Orang yang Berakal dan Perbedaan Orang Pintar dan Bodoh
            Akal manusia sesungguhnya satu ketika menghadapi bahaya. Dan jika manusia menghadapi keadaan yang demikian itu maka sesungguhnya ia sudah memiliki perangkat untuk menghadapinya ialah “hati yang suci”. Karena hati suci itu mempunyai sifat dasar; tidak suka kepada keluhuran dunia. Oleh karena itu orang yang mempunyai akal harus menjaga bahaya akal yang merusak kesucian hati.
            Sesungguhnya tidak ada gunanya pangkat yang tinggi kecuali dengan hati suci. Dan tidak ada manusia yang dapat memperoleh keluhuran dunia dan akhirat kecuali mereka yang mempunyai sifat budiman. Oleh karena itu barang siapa yang ingin memperoleh pangkat budiman haruslah menempuh jalan yang budiman yaitu menahan dan mengalahkan hawa nafsu itu tidak akan lengah dalam perkara keluhuran dunia yang dapat menyambung kepada kehidupam akhirat. Dan segala perbuatan orang yang demikian itu dilakukan dengan keteguhan hati tidak dikalahkan oleh kehendak mengenakkan dan keinginan kesenangan dirinya sendiri saja.

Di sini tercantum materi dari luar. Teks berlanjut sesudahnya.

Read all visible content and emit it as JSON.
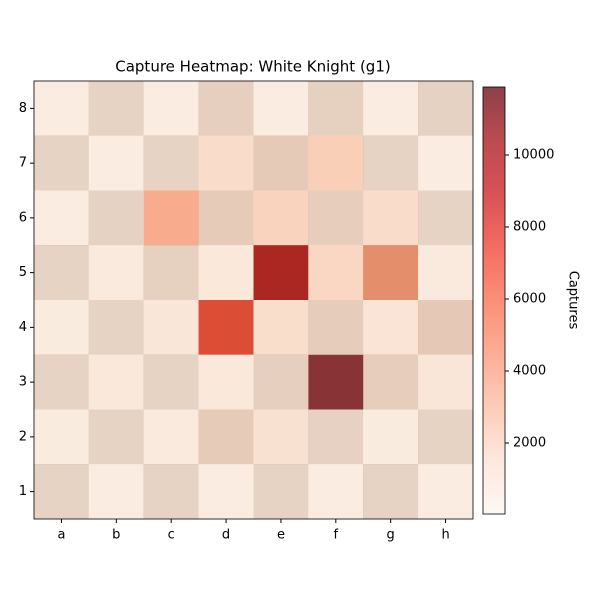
{
  "chart_data": {
    "type": "heatmap",
    "title": "Capture Heatmap: White Knight (g1)",
    "x": [
      "a",
      "b",
      "c",
      "d",
      "e",
      "f",
      "g",
      "h"
    ],
    "y": [
      "8",
      "7",
      "6",
      "5",
      "4",
      "3",
      "2",
      "1"
    ],
    "values": [
      [
        28,
        40,
        30,
        400,
        30,
        300,
        30,
        100
      ],
      [
        40,
        30,
        40,
        1500,
        800,
        2200,
        40,
        30
      ],
      [
        30,
        100,
        4000,
        700,
        2000,
        500,
        1500,
        40
      ],
      [
        40,
        200,
        300,
        300,
        10000,
        1800,
        4200,
        200
      ],
      [
        100,
        40,
        500,
        7200,
        1300,
        600,
        700,
        1000
      ],
      [
        40,
        300,
        40,
        300,
        400,
        11889,
        500,
        500
      ],
      [
        100,
        40,
        200,
        700,
        1000,
        200,
        100,
        40
      ],
      [
        40,
        30,
        40,
        30,
        40,
        30,
        40,
        30
      ]
    ],
    "colormap": "Reds",
    "zlim": [
      28,
      11889
    ],
    "zticks": [
      2000,
      4000,
      6000,
      8000,
      10000
    ],
    "colorbar_label": "Captures"
  }
}
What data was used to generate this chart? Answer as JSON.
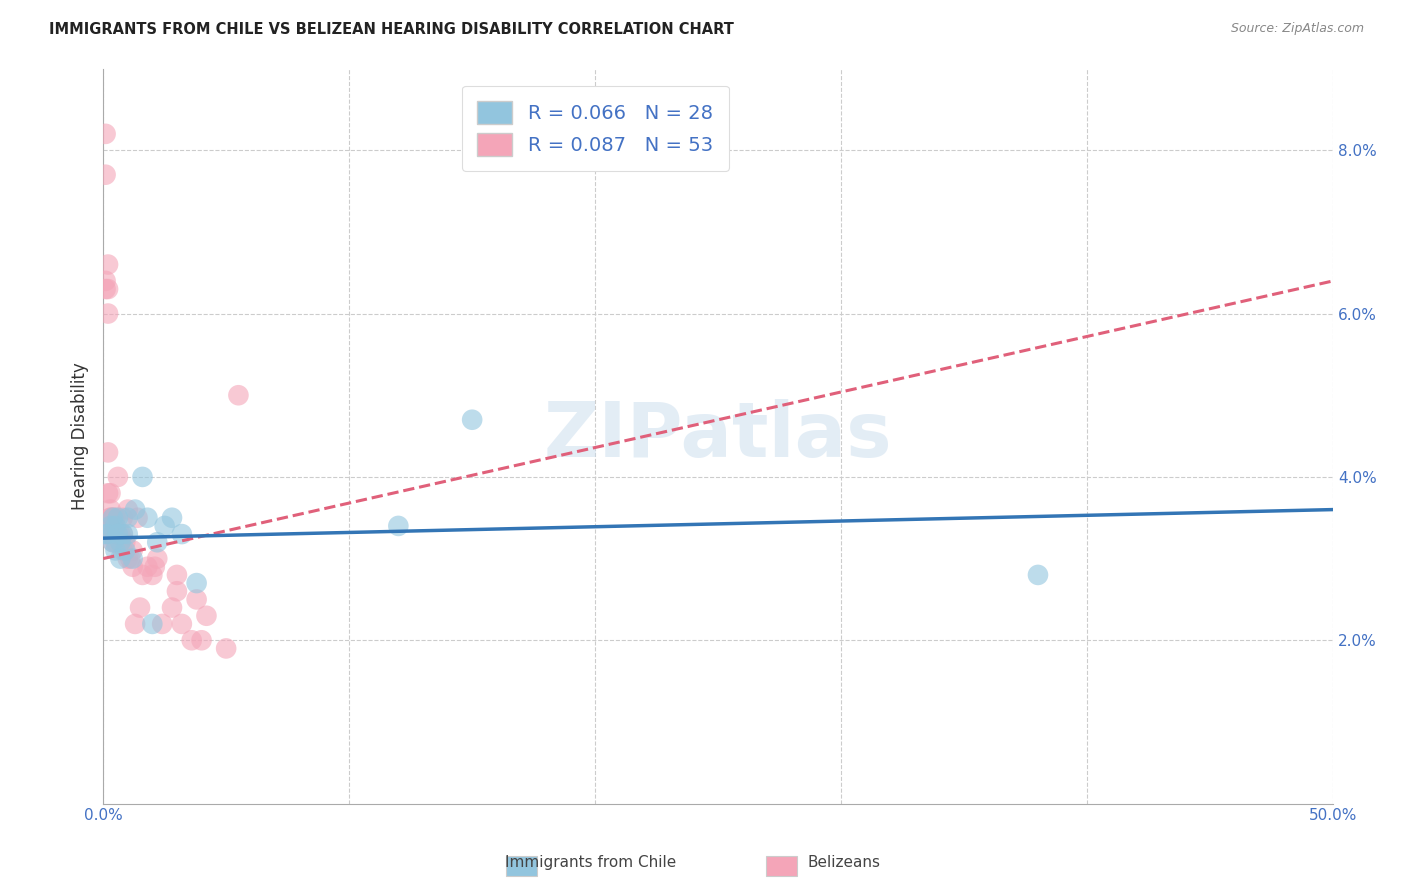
{
  "title": "IMMIGRANTS FROM CHILE VS BELIZEAN HEARING DISABILITY CORRELATION CHART",
  "source": "Source: ZipAtlas.com",
  "ylabel": "Hearing Disability",
  "xlim": [
    0.0,
    0.5
  ],
  "ylim": [
    0.0,
    0.09
  ],
  "xticks": [
    0.0,
    0.1,
    0.2,
    0.3,
    0.4,
    0.5
  ],
  "xtick_labels": [
    "0.0%",
    "",
    "",
    "",
    "",
    "50.0%"
  ],
  "yticks": [
    0.02,
    0.04,
    0.06,
    0.08
  ],
  "ytick_labels": [
    "2.0%",
    "4.0%",
    "6.0%",
    "8.0%"
  ],
  "legend_labels": [
    "Immigrants from Chile",
    "Belizeans"
  ],
  "legend_r": [
    0.066,
    0.087
  ],
  "legend_n": [
    28,
    53
  ],
  "blue_color": "#92c5de",
  "pink_color": "#f4a5b8",
  "blue_line_color": "#3375b5",
  "pink_line_color": "#e0607a",
  "watermark_text": "ZIPatlas",
  "chile_line_x0": 0.0,
  "chile_line_x1": 0.5,
  "chile_line_y0": 0.0325,
  "chile_line_y1": 0.036,
  "belize_line_x0": 0.0,
  "belize_line_x1": 0.5,
  "belize_line_y0": 0.03,
  "belize_line_y1": 0.064,
  "chile_x": [
    0.001,
    0.002,
    0.003,
    0.004,
    0.004,
    0.005,
    0.005,
    0.006,
    0.006,
    0.007,
    0.007,
    0.008,
    0.009,
    0.01,
    0.01,
    0.012,
    0.013,
    0.016,
    0.018,
    0.02,
    0.022,
    0.025,
    0.028,
    0.032,
    0.038,
    0.12,
    0.15,
    0.38
  ],
  "chile_y": [
    0.033,
    0.033,
    0.034,
    0.032,
    0.035,
    0.031,
    0.034,
    0.035,
    0.033,
    0.032,
    0.03,
    0.033,
    0.031,
    0.035,
    0.033,
    0.03,
    0.036,
    0.04,
    0.035,
    0.022,
    0.032,
    0.034,
    0.035,
    0.033,
    0.027,
    0.034,
    0.047,
    0.028
  ],
  "belize_x": [
    0.001,
    0.001,
    0.001,
    0.001,
    0.002,
    0.002,
    0.002,
    0.002,
    0.002,
    0.003,
    0.003,
    0.003,
    0.003,
    0.003,
    0.004,
    0.004,
    0.004,
    0.004,
    0.005,
    0.005,
    0.005,
    0.006,
    0.006,
    0.007,
    0.007,
    0.008,
    0.008,
    0.008,
    0.009,
    0.01,
    0.01,
    0.011,
    0.012,
    0.012,
    0.013,
    0.014,
    0.015,
    0.016,
    0.018,
    0.02,
    0.021,
    0.022,
    0.024,
    0.028,
    0.03,
    0.03,
    0.032,
    0.036,
    0.038,
    0.04,
    0.042,
    0.05,
    0.055
  ],
  "belize_y": [
    0.082,
    0.077,
    0.064,
    0.063,
    0.066,
    0.063,
    0.06,
    0.043,
    0.038,
    0.038,
    0.036,
    0.035,
    0.035,
    0.033,
    0.035,
    0.034,
    0.033,
    0.032,
    0.035,
    0.033,
    0.032,
    0.04,
    0.033,
    0.033,
    0.032,
    0.035,
    0.033,
    0.031,
    0.032,
    0.036,
    0.03,
    0.03,
    0.031,
    0.029,
    0.022,
    0.035,
    0.024,
    0.028,
    0.029,
    0.028,
    0.029,
    0.03,
    0.022,
    0.024,
    0.028,
    0.026,
    0.022,
    0.02,
    0.025,
    0.02,
    0.023,
    0.019,
    0.05
  ]
}
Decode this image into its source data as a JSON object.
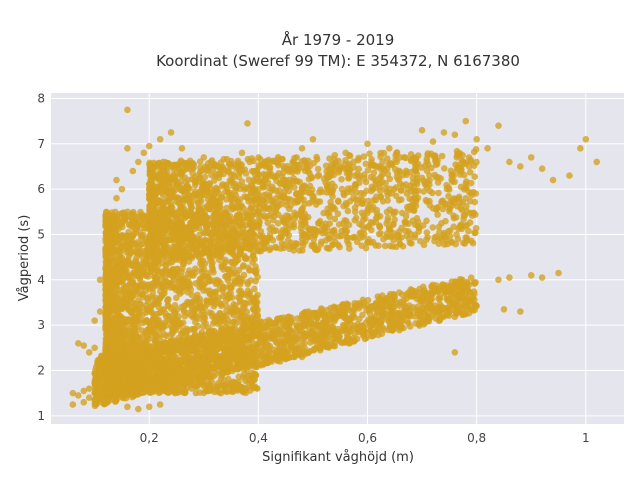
{
  "chart_data": {
    "type": "scatter",
    "title_line1": "År 1979 - 2019",
    "title_line2": "Koordinat (Sweref 99 TM): E 354372, N 6167380",
    "xlabel": "Signifikant våghöjd (m)",
    "ylabel": "Vågperiod (s)",
    "xlim": [
      0.02,
      1.07
    ],
    "ylim": [
      0.82,
      8.12
    ],
    "x_ticks": [
      0.2,
      0.4,
      0.6,
      0.8,
      1.0
    ],
    "x_tick_labels": [
      "0,2",
      "0,4",
      "0,6",
      "0,8",
      "1"
    ],
    "y_ticks": [
      1,
      2,
      3,
      4,
      5,
      6,
      7,
      8
    ],
    "y_tick_labels": [
      "1",
      "2",
      "3",
      "4",
      "5",
      "6",
      "7",
      "8"
    ],
    "grid": true,
    "marker_color": "#D4A21F",
    "background_color": "#E5E5EE",
    "clusters": [
      {
        "description": "lower wind-sea band",
        "x_range": [
          0.1,
          0.8
        ],
        "y_at_xmin": [
          1.2,
          2.3
        ],
        "y_at_xmax": [
          3.3,
          4.1
        ]
      },
      {
        "description": "dense core",
        "x_range": [
          0.12,
          0.4
        ],
        "y_range": [
          1.5,
          5.5
        ]
      },
      {
        "description": "upper swell band",
        "x_range": [
          0.2,
          0.8
        ],
        "y_range": [
          4.5,
          6.6
        ]
      }
    ],
    "points": [
      [
        0.06,
        1.25
      ],
      [
        0.06,
        1.5
      ],
      [
        0.07,
        1.45
      ],
      [
        0.08,
        1.3
      ],
      [
        0.08,
        1.55
      ],
      [
        0.09,
        1.4
      ],
      [
        0.09,
        1.6
      ],
      [
        0.1,
        1.5
      ],
      [
        0.1,
        1.35
      ],
      [
        0.11,
        1.65
      ],
      [
        0.07,
        2.6
      ],
      [
        0.08,
        2.55
      ],
      [
        0.09,
        2.4
      ],
      [
        0.1,
        2.5
      ],
      [
        0.1,
        3.1
      ],
      [
        0.11,
        3.3
      ],
      [
        0.11,
        4.0
      ],
      [
        0.12,
        3.8
      ],
      [
        0.12,
        4.6
      ],
      [
        0.12,
        5.3
      ],
      [
        0.13,
        5.4
      ],
      [
        0.14,
        5.0
      ],
      [
        0.14,
        5.8
      ],
      [
        0.14,
        6.2
      ],
      [
        0.15,
        6.0
      ],
      [
        0.16,
        6.9
      ],
      [
        0.17,
        6.4
      ],
      [
        0.18,
        6.6
      ],
      [
        0.19,
        6.8
      ],
      [
        0.16,
        7.75
      ],
      [
        0.2,
        6.95
      ],
      [
        0.22,
        7.1
      ],
      [
        0.24,
        7.25
      ],
      [
        0.26,
        6.9
      ],
      [
        0.3,
        6.7
      ],
      [
        0.32,
        6.55
      ],
      [
        0.35,
        6.5
      ],
      [
        0.37,
        6.8
      ],
      [
        0.38,
        7.45
      ],
      [
        0.42,
        6.6
      ],
      [
        0.46,
        6.45
      ],
      [
        0.48,
        6.9
      ],
      [
        0.5,
        7.1
      ],
      [
        0.54,
        6.75
      ],
      [
        0.56,
        6.8
      ],
      [
        0.6,
        7.0
      ],
      [
        0.62,
        6.5
      ],
      [
        0.64,
        6.9
      ],
      [
        0.66,
        6.7
      ],
      [
        0.68,
        6.65
      ],
      [
        0.7,
        7.3
      ],
      [
        0.72,
        7.05
      ],
      [
        0.74,
        7.25
      ],
      [
        0.76,
        7.2
      ],
      [
        0.78,
        7.5
      ],
      [
        0.8,
        7.1
      ],
      [
        0.82,
        6.9
      ],
      [
        0.84,
        7.4
      ],
      [
        0.86,
        6.6
      ],
      [
        0.88,
        6.5
      ],
      [
        0.9,
        6.7
      ],
      [
        0.92,
        6.45
      ],
      [
        0.94,
        6.2
      ],
      [
        0.97,
        6.3
      ],
      [
        0.99,
        6.9
      ],
      [
        1.0,
        7.1
      ],
      [
        1.02,
        6.6
      ],
      [
        0.9,
        4.1
      ],
      [
        0.92,
        4.05
      ],
      [
        0.95,
        4.15
      ],
      [
        0.84,
        4.0
      ],
      [
        0.86,
        4.05
      ],
      [
        0.88,
        3.3
      ],
      [
        0.85,
        3.35
      ],
      [
        0.76,
        2.4
      ],
      [
        0.46,
        2.55
      ],
      [
        0.48,
        2.3
      ],
      [
        0.44,
        2.2
      ],
      [
        0.18,
        1.15
      ],
      [
        0.2,
        1.2
      ],
      [
        0.22,
        1.25
      ],
      [
        0.16,
        1.2
      ]
    ]
  }
}
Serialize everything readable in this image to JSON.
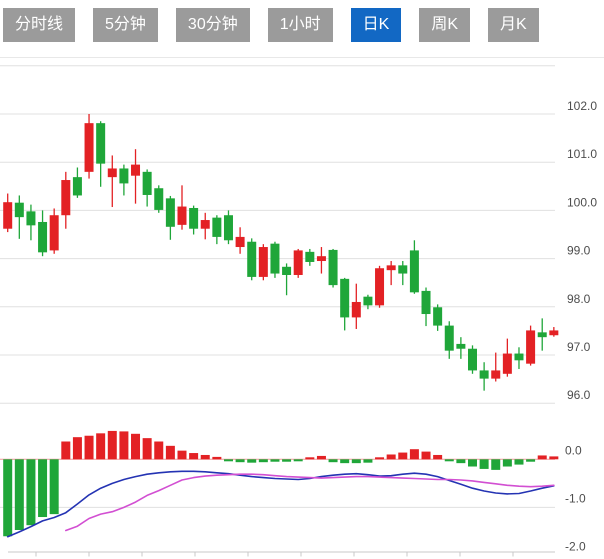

            Maka dari itu jelaslah bahwa orang yang ingin memperoleh keluhuran dunia dan akhirat tidakkah pantas apabila mengerjakan dan berusaha hanya secara serampangan dan dengan iri hati. Dan berbeda dengan usaha untuk memperoleh keluhuran dunia semata yang mungkin dapat diperoleh dengan usaha yang serampangan, bahkan banyak yang berhasil hanya menuruti pendapatnya sendiri saja.
            Antara pintar dan bodoh sesungguhnya adalah sesuatu yang bertentangan dan berbeda, akan tetapi kebanyakan manusia sama saja diantara pintar dan bodoh ialah selalu senang kepada apa saja yang disetujuinya dan benci-sengit kepada yang tidak disetujui. Dan sebenarnya apa yang dapat diputuskan oleh orang-orang pandai dan pintar, dapat pula dilakukan oleh orang bodoh.
            Maka orang yang sempurna akalnya haruslah dapat membedakan antara pintar dan bodoh tersebut. Sesungguhnya antara pintar dan bodoh tidak ada bedanya kecuali jika dibandingkan dan dihadapkan kepada yang “benar” dan yang “salah”. Disana akan terlihat kemantapan sikap orang yang pintar dan goyahnya sikap orang yang bodoh.
Perbedaan antara pintar dan bodoh sesungguhnya ialah :
“Orang yang pintar itu mengerti sesuatu yang mendatangkan senang dan susah, sedang orang bodoh itu tidak mengerti.
Orang yang pintar akan selalu berikhtiar dan berusaha mencari jalan yang menghantarkan kepada kesenangan dan menghindarkan diri dari sesuatu lingkungan yang mengarah kepada kesusahan dan penderitaan. Akan tetapi sesungguhnya orang yang pintar yang melalaikan petunjuk Tuhan Allah dan tidak ingat akan takut kepada Allah, lupa kepada ajakan nafsu, secara perlahan namun pasti mereka akan terjerumus kedalam kesusahan dan kealpaan”.
(Dikutip dari album Muhammadiyah 1923, HB Muhammadiyah Majlis Taman Pustaka Yogyakarta, “Tali pengikat hidup”. Judul sebagaimana tersebut diatas dan redaksi kutipan ini diambil dari “PESAN-PESAN DUA PEMIMPIN BESAR ISLAM INDONESIA; Kyai Haji Ahmad Dahlan dan Kyai Haji Hasyim Asys’ari”, Abdul Munir Mulkhan, 1986, PT Persatuan, Yogyakarta).